Jake scored 28 points in his basketball game by shooting only two-point and three-point shots. He scored a total of 13 baskets.
Write a system of equations to represent the number of each type of basket Jake scored.
two-pointers --- x
three-pointers --- y
x + y = 13
2x + 3y = 28
isk
Sure, let's break it down using system of equations.
Let's say x represents the number of two-point shots Jake made, and y represents the number of three-point shots.
We know that Jake scored a total of 13 baskets, so the first equation is:
x + y = 13
We also know that Jake scored 28 points in total, and each two-point shot contributes 2 points, while each three-point shot contributes 3 points. So, the second equation is:
2x + 3y = 28
Now we have the system of equations:
x + y = 13
2x + 3y = 28
And that's our system of equations! Now I'm just here to add jokes and not solve equations, so I'm going to pass that part to you.

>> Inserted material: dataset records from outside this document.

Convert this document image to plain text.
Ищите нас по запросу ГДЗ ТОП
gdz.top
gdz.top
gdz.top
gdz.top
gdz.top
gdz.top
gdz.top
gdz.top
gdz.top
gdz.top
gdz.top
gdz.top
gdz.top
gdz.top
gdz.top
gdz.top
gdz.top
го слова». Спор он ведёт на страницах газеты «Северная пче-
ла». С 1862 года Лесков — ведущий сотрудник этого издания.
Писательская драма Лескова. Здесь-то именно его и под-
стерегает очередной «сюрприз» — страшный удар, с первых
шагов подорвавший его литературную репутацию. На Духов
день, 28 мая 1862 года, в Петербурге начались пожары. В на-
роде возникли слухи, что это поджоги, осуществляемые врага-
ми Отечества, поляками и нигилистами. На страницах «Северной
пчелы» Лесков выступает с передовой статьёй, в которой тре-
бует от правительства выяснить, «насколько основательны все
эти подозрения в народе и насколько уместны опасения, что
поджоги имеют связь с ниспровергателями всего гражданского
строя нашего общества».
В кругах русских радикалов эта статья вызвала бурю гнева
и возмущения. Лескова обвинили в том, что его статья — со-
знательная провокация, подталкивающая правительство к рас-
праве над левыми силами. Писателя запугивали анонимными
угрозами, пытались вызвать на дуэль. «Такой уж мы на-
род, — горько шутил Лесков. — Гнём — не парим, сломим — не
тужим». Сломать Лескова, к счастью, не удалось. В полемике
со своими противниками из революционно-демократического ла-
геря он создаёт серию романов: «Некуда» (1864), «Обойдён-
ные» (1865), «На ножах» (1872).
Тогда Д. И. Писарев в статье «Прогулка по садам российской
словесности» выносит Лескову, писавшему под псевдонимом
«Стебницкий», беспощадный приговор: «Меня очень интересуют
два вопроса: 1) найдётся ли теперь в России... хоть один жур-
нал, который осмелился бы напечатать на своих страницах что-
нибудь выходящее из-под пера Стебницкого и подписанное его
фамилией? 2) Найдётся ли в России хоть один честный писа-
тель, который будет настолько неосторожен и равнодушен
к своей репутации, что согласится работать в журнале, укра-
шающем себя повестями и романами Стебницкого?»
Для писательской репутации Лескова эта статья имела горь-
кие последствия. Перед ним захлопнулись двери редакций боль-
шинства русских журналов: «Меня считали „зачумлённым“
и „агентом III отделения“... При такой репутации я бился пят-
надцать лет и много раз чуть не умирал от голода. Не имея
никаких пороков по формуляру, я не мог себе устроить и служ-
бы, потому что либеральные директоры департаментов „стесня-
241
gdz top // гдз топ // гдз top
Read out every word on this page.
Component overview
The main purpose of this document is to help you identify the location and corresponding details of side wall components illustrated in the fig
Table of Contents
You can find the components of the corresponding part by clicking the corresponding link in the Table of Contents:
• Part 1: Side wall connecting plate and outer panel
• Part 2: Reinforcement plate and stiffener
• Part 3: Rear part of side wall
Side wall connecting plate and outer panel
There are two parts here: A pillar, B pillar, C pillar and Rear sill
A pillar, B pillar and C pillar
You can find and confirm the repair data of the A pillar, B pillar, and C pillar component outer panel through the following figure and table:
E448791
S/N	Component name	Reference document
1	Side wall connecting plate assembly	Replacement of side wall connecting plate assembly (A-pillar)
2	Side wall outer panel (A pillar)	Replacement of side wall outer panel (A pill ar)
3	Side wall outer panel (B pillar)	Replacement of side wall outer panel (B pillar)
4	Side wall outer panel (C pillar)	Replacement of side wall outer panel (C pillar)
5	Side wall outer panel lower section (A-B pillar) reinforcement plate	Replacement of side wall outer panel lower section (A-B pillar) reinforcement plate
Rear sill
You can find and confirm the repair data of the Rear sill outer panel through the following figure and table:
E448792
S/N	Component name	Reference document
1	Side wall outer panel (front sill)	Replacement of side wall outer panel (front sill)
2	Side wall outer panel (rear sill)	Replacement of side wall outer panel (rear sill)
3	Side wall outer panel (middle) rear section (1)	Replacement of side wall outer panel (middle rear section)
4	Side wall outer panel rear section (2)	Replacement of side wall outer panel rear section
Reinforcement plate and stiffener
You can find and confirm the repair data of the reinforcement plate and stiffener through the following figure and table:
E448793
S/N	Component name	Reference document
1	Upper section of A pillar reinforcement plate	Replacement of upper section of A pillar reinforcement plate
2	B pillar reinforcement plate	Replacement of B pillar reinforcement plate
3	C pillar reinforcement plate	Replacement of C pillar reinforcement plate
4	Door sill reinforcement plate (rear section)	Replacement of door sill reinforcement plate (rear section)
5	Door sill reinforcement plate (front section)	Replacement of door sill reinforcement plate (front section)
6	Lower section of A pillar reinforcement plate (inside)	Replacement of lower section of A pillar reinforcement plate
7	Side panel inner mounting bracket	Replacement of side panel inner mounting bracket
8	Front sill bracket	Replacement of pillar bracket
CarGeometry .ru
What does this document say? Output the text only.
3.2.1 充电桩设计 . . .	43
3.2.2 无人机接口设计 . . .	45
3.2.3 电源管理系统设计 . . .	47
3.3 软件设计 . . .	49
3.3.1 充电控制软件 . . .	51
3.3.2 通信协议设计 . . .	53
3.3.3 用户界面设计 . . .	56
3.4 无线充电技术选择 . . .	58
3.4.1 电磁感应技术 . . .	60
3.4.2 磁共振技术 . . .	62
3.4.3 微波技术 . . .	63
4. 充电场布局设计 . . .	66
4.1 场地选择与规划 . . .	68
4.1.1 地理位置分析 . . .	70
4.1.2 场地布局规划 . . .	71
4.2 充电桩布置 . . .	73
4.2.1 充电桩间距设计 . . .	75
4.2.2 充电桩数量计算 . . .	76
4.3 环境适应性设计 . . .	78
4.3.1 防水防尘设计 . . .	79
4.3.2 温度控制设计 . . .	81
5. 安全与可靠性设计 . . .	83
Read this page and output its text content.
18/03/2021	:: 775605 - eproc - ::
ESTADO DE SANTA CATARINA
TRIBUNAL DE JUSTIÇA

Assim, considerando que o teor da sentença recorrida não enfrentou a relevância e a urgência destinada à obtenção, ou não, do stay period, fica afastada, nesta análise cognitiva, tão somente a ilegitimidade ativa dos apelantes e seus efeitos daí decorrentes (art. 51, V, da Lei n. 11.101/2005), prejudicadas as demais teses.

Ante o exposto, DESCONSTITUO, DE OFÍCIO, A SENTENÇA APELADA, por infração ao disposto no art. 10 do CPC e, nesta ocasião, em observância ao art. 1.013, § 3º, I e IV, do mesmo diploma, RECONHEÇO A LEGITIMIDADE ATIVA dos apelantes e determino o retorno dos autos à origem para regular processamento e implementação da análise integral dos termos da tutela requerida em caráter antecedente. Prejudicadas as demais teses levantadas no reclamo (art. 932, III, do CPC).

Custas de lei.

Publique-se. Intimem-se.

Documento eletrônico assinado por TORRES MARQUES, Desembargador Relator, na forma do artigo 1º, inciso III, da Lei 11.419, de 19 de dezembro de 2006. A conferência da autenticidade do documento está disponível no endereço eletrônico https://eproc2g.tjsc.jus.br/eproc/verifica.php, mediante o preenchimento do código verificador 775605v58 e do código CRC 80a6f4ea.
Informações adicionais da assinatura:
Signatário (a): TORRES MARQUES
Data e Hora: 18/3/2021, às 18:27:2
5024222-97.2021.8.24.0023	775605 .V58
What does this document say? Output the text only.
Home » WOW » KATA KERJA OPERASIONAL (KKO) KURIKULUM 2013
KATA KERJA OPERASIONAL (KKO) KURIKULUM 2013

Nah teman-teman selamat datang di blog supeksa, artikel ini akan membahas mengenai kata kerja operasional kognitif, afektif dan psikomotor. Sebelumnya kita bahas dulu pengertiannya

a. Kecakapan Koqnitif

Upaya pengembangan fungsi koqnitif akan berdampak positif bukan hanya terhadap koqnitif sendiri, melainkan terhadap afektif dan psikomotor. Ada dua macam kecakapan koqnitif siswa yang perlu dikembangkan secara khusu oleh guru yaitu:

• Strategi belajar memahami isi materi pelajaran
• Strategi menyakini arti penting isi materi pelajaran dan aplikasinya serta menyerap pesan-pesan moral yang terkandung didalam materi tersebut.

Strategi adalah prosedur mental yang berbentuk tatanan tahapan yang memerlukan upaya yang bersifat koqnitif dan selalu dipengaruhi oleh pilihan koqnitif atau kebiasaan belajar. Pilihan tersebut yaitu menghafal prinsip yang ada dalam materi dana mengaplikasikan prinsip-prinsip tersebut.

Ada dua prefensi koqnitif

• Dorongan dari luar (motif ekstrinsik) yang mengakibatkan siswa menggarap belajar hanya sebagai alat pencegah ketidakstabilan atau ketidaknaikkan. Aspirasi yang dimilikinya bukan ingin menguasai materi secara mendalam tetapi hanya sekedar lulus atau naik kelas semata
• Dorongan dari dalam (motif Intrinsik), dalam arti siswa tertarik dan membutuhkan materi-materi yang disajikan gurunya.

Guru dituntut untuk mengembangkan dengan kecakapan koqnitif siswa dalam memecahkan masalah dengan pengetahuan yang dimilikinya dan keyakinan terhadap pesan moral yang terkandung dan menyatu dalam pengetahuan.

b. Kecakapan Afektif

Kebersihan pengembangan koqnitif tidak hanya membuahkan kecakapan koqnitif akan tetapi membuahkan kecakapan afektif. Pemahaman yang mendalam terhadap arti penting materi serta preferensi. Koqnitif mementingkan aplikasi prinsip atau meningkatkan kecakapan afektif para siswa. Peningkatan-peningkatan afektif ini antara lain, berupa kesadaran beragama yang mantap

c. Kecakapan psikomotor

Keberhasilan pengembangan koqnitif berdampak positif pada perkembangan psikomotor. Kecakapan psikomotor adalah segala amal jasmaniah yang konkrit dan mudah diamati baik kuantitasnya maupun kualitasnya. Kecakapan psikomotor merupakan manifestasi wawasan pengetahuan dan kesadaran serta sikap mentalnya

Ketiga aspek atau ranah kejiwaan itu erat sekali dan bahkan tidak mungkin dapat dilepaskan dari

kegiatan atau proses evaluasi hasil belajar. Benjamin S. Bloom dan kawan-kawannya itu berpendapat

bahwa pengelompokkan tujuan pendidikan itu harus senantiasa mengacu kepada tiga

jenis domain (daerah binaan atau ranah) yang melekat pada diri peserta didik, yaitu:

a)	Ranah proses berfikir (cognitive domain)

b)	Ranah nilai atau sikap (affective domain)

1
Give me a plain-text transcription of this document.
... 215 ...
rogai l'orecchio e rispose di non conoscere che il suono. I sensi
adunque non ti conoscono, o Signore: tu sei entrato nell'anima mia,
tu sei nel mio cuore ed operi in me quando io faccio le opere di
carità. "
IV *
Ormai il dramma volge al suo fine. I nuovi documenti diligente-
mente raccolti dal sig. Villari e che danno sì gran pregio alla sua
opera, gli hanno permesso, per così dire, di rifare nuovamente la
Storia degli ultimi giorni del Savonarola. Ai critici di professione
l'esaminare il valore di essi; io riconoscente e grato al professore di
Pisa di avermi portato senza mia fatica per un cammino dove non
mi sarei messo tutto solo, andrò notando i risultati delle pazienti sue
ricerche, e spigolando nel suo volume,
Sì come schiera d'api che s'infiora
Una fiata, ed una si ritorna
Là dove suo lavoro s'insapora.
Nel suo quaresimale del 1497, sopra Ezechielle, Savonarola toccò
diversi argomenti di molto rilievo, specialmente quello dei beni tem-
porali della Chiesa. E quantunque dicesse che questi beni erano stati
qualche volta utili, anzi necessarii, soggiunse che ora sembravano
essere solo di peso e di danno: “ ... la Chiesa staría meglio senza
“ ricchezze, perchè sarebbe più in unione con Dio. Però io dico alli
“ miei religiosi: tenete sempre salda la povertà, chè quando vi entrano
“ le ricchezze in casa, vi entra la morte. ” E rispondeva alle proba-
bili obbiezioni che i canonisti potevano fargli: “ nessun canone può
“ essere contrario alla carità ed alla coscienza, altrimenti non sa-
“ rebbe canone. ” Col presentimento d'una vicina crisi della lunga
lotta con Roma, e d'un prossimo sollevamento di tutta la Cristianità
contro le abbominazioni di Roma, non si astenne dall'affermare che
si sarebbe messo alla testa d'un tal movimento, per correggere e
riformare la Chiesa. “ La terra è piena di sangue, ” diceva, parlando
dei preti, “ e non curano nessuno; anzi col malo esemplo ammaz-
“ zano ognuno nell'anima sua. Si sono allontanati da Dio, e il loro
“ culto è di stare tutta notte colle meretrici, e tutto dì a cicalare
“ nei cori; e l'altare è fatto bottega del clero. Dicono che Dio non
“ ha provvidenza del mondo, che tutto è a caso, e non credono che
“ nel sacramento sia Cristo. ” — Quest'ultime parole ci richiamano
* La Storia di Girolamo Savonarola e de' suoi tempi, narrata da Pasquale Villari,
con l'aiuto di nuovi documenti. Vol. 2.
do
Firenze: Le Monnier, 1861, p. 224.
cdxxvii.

Good luck!
To represent the number of each type of basket Jake scored, we can use two variables: let's call the number of two-point shots "x," and the number of three-point shots "y."
We know that Jake scored a total of 13 baskets, so the first equation is:
x + y = 13
We also know that the total number of points from two-point shots (2 points per shot) and three-point shots (3 points per shot) is equal to 28, so the second equation is:
2x + 3y = 28
So, the system of equations to represent the number of each type of basket Jake scored is:
x + y = 13
2x + 3y = 28
These equations can be used to solve for the values of x and y, which represent the number of two-point and three-point shots, respectively.